The startup uses structured mathematics that defines the relationship between symbols according to a concept known as “categorical deep learning.” It explained in a paper that it recently co-authored with Google DeepMind. Structured models categorize and encode and encode the underlying structure of data, which means that they can run on less computational power and rely on less overall data than large, complex unstructured models such as GPT.
“It’s possible to produce domain-tailored structured reasoning capabilities in much smaller models, marrying a deep mathematical toolkit with breakthroughs in deep learning,” Symbolica Chief Executive George Morgan told TechCrunch.
The company intends to produce a toolkit that will allow for the construction of models and those models will be “interpretable,” meaning that users will be able to understand how the AI network came to a determination. That should open up high transparency within models meaning that they will be much more easily monitored and debugged by developers.

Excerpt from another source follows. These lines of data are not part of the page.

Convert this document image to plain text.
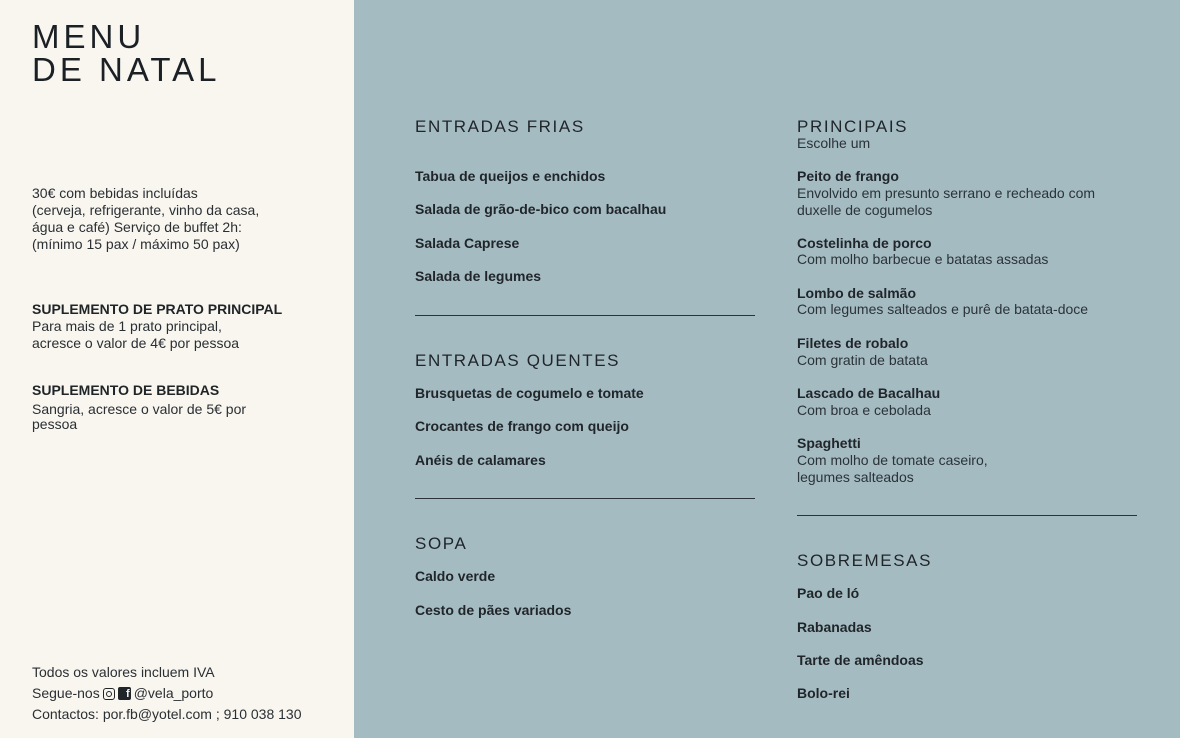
MENU
DE NATAL
30€ com bebidas incluídas
(cerveja, refrigerante, vinho da casa,
água e café) Serviço de buffet 2h:
(mínimo 15 pax / máximo 50 pax)
SUPLEMENTO DE PRATO PRINCIPAL
Para mais de 1 prato principal,
acresce o valor de 4€ por pessoa
SUPLEMENTO DE BEBIDAS
Sangria, acresce o valor de 5€ por
pessoa
Todos os valores incluem IVA
Segue-nos	f @vela_porto
Contactos: por.fb@yotel.com ; 910 038 130
ENTRADAS FRIAS
Tabua de queijos e enchidos
Salada de grão-de-bico com bacalhau
Salada Caprese
Salada de legumes
ENTRADAS QUENTES
Brusquetas de cogumelo e tomate
Crocantes de frango com queijo
Anéis de calamares
SOPA
Caldo verde
Cesto de pães variados
PRINCIPAIS
Escolhe um
Peito de frango
Envolvido em presunto serrano e recheado com
duxelle de cogumelos
Costelinha de porco
Com molho barbecue e batatas assadas
Lombo de salmão
Com legumes salteados e purê de batata-doce
Filetes de robalo
Com gratin de batata
Lascado de Bacalhau
Com broa e cebolada
Spaghetti
Com molho de tomate caseiro,
legumes salteados
SOBREMESAS
Pao de ló
Rabanadas
Tarte de amêndoas
Bolo-rei
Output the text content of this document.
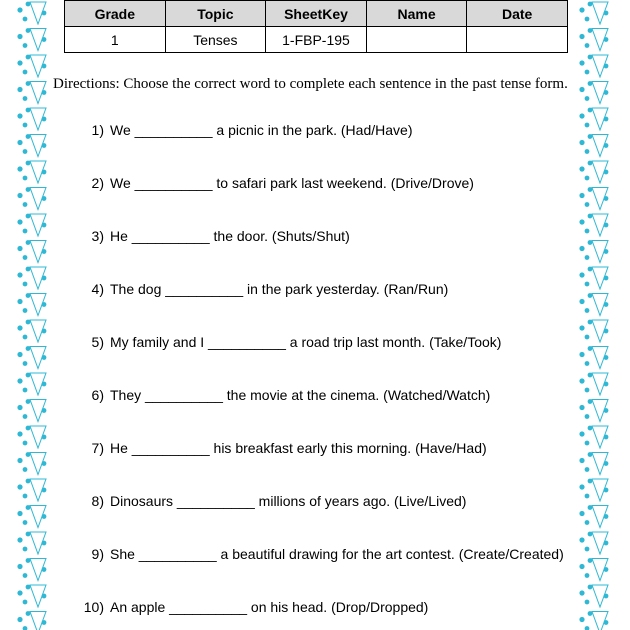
Grade	Topic	SheetKey	Name	Date
1	Tenses	1-FBP-195		
Directions: Choose the correct word to complete each sentence in the past tense form.
1) We __________ a picnic in the park. (Had/Have)
2) We __________ to safari park last weekend. (Drive/Drove)
3) He __________ the door. (Shuts/Shut)
4) The dog __________ in the park yesterday. (Ran/Run)
5) My family and I __________ a road trip last month. (Take/Took)
6) They __________ the movie at the cinema. (Watched/Watch)
7) He __________ his breakfast early this morning. (Have/Had)
8) Dinosaurs __________ millions of years ago. (Live/Lived)
9) She __________ a beautiful drawing for the art contest. (Create/Created)
10) An apple __________ on his head. (Drop/Dropped)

Interpretability is a requirement for building better AI in the future and fundamental for highly regulated industries where inaccuracy risks could be catastrophic such as healthcare and finance. It is also important when understanding what an AI knows and how it came to a decision will be necessary for applying transparency for regulatory audits.
Morgan told Reuters that the company’s first product will be a coding assistant, but it will not launch until early 2025 because the company will first need to build and train its model.